Judith Zwolak, an Information Specialist working at USD’s College of Arts and Sciences, has been the primary individual compiling the lectures into this book. Zwolak said she likes to describe the lecture as a dinner party with a lot of smart people because of the exchange of information in terms meant for everyone to understand.
“I’ve sat in the audience and listened or read many of these lectures and it just shows you what work is going on at this institution, what knowledge we’re generating,” Zwolak said.
The Harrington Lecturer must have worked at USD’s College of Arts and Sciences for 15 years in order to qualify, and Zwolak said they must have an esteemed record in research and teaching. She said the lecture should present something about the lecturer’s field of research and their discipline but also tie everything back into arts and sciences in general.
Michael Kruger, the Dean of the College of Arts and Sciences, said the annual Harrington Lecture is a proud tradition within the college.
“Faculty members who have devoted their lives to rigorous academic research and teaching enlighten their audiences with deep insights in their fields of study while also integrating these ideas into a broader discussion of a liberal arts education.
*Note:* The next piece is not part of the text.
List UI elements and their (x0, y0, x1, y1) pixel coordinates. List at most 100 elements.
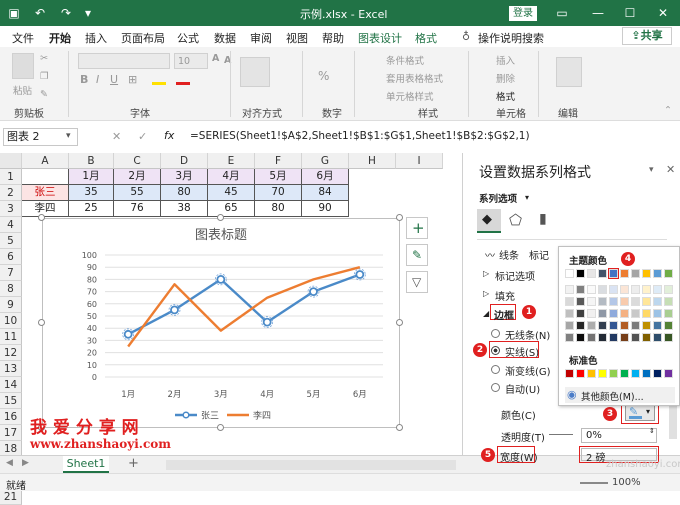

Every lecture is different, yet all are inspiring,” Kruger said.
Zwolak said she has been producing the book because USD no longer has a printing press on campus which complicated matters. She also said this book is different than the first and second scores because of the advent of PowerPoint and the inclusion of some slides in the book.
The 60th Harrington Lecturer, Karen Koster, a professor in the Department of Biology and a Chair of Anthropology and Sociology, said it was a huge honor to be asked to give the lecture.
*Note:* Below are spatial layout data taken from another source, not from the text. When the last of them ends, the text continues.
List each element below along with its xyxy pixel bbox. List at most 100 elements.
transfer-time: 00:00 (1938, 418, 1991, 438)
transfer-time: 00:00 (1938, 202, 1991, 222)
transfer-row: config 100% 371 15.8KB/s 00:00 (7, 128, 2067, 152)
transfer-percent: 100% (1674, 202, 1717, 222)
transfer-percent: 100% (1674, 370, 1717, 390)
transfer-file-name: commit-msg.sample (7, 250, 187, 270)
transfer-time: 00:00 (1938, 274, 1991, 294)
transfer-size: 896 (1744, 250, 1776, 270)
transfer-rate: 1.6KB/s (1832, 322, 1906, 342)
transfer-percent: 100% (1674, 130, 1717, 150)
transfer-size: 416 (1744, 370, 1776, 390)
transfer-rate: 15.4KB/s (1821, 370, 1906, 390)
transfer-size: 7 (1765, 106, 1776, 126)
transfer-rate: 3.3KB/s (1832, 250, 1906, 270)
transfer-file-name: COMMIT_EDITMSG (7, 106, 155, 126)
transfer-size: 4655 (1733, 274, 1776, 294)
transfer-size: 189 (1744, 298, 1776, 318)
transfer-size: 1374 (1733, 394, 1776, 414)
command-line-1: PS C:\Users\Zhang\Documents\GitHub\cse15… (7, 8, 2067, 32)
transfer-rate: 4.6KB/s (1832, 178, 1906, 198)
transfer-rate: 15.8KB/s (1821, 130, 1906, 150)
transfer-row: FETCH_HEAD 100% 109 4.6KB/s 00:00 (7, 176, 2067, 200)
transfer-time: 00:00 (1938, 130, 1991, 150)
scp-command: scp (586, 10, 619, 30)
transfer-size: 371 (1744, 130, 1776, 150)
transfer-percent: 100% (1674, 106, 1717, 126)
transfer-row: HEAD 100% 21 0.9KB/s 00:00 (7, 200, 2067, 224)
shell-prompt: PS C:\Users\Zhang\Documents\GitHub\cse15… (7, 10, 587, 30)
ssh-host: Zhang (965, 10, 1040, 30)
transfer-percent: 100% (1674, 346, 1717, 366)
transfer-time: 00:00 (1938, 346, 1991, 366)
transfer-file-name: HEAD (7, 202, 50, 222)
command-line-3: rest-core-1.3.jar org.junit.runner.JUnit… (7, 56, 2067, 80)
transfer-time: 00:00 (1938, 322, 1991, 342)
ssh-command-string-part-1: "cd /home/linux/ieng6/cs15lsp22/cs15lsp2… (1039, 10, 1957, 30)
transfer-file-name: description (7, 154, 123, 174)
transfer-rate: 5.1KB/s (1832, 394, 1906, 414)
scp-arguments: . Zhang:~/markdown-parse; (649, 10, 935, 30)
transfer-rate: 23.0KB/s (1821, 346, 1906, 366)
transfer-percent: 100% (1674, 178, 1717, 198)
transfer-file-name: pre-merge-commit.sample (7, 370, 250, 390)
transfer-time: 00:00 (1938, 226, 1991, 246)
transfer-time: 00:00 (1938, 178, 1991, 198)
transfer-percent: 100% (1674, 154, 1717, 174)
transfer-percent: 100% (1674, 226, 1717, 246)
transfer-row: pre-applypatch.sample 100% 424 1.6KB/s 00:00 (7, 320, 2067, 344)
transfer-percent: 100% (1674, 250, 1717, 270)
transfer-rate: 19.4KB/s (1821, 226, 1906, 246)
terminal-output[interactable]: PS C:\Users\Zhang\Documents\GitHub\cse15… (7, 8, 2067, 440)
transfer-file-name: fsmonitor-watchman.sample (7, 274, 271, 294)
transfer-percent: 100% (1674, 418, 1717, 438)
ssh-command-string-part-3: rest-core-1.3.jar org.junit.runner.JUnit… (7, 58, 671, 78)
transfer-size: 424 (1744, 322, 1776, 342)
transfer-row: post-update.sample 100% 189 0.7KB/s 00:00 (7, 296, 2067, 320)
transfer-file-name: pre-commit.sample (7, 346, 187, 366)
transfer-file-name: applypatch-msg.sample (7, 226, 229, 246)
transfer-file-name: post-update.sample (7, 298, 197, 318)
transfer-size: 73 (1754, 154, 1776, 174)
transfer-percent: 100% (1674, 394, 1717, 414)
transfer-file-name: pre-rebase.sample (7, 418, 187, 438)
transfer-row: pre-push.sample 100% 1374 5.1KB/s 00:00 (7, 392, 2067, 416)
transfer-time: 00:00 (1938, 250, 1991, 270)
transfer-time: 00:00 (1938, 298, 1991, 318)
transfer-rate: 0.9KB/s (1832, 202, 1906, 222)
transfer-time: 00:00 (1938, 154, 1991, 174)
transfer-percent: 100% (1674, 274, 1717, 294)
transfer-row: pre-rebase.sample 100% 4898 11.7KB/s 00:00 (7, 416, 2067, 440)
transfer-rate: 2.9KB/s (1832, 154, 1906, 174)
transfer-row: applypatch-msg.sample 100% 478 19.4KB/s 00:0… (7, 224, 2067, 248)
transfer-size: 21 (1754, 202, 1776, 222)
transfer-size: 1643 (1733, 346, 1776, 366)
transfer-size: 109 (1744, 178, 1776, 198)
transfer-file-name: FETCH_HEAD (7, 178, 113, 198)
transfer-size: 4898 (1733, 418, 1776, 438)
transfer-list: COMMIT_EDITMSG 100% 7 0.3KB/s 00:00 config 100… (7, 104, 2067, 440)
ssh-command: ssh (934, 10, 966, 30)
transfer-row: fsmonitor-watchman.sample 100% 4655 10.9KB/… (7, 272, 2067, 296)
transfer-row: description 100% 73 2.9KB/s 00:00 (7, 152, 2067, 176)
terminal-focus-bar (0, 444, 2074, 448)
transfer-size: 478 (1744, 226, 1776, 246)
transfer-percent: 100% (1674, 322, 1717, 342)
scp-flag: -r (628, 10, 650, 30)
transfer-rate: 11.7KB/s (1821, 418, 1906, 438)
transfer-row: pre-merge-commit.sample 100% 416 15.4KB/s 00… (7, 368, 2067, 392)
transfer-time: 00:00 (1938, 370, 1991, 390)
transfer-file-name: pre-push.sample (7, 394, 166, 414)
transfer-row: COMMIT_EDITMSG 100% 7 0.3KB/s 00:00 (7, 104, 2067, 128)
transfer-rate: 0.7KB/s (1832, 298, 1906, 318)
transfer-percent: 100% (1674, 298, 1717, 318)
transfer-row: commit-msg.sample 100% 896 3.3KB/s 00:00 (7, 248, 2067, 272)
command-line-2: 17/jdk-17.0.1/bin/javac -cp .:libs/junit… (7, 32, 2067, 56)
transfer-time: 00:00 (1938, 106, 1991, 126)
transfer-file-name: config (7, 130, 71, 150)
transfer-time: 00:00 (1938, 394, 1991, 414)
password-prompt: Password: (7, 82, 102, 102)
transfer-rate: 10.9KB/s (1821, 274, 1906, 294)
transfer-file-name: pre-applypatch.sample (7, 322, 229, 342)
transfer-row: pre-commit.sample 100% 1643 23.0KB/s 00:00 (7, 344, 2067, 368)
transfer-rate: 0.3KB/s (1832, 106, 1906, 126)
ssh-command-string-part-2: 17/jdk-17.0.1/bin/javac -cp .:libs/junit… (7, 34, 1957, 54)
Koster’s lecture is titled Connections, Conundrums, and the Meaning of Life. She gave her speech in 2012. Koster says that her speech was meant to accentuate the ideas that the humanities and natural sciences share, and ultimately that is what the Harrington Lectures are about.
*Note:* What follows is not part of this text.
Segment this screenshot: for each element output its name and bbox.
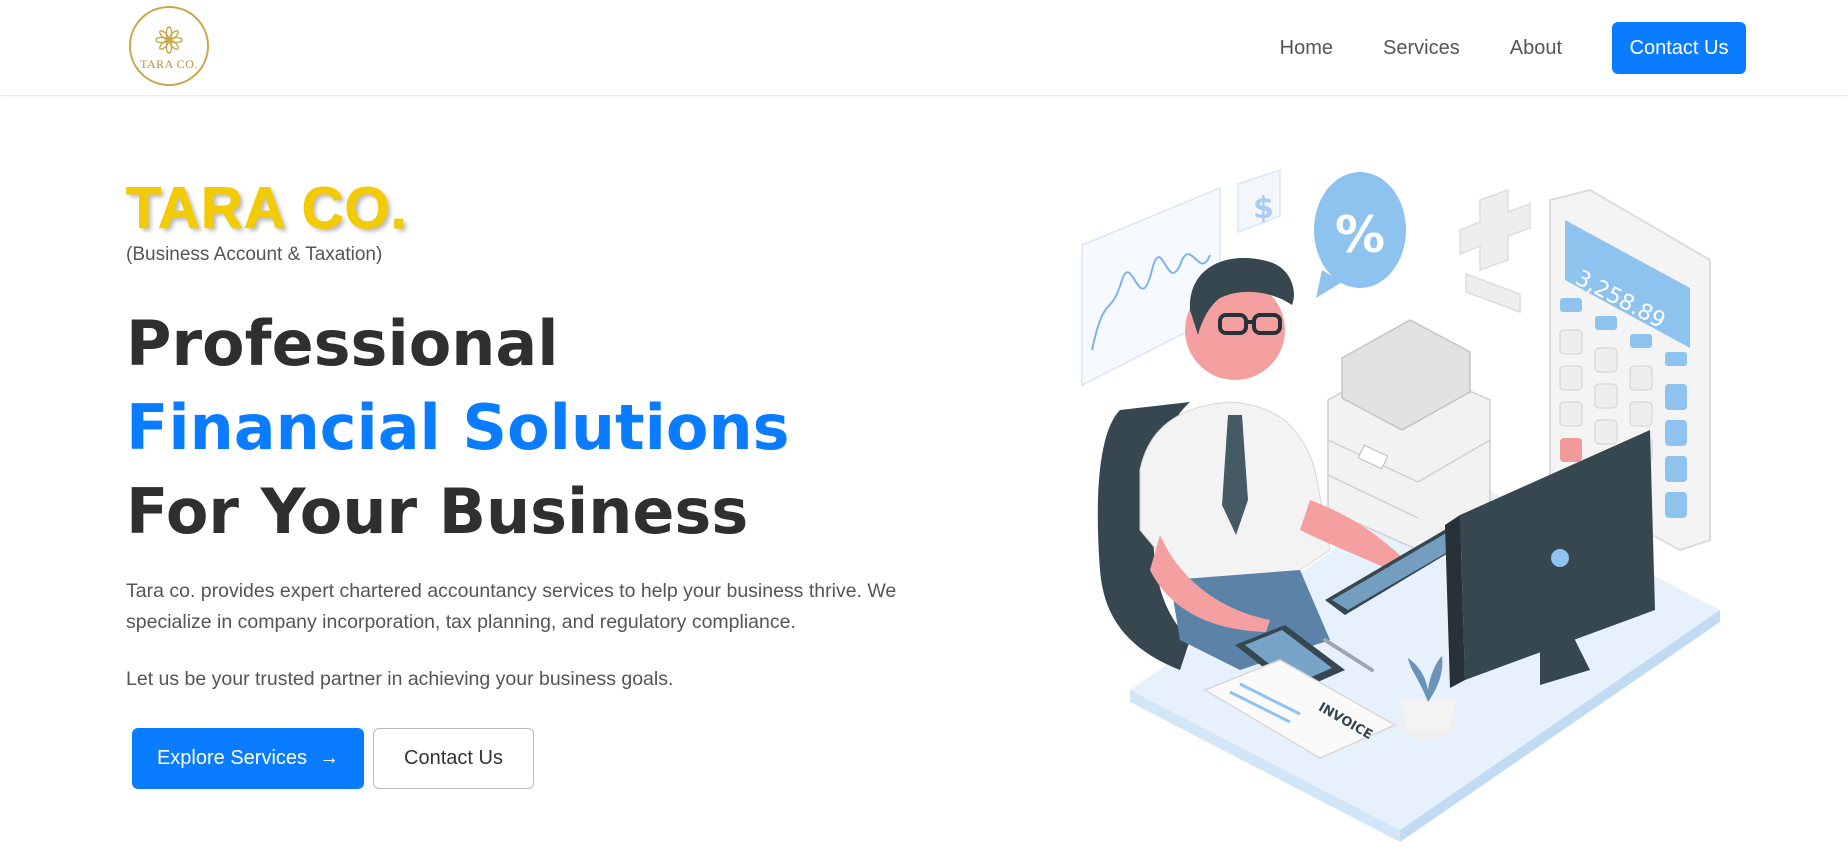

Koster said the book represents the Harrington Lectures being about the scholarly tradition of a liberal arts and sciences education and how it exists throughout all of the subjects taught at USD’s College of Arts and Science.
Much of Koster’s work has focused on the tolerance of plants and anhydrobiosis, things that remain alive without water, like seeds or yeast. Koster is currently teaching several classes along with her administrative work. Her classes include Plant Physiology and Plant Behavior.
“The Third Score: Harrington Lectures 1993-2013” is available on Amazon.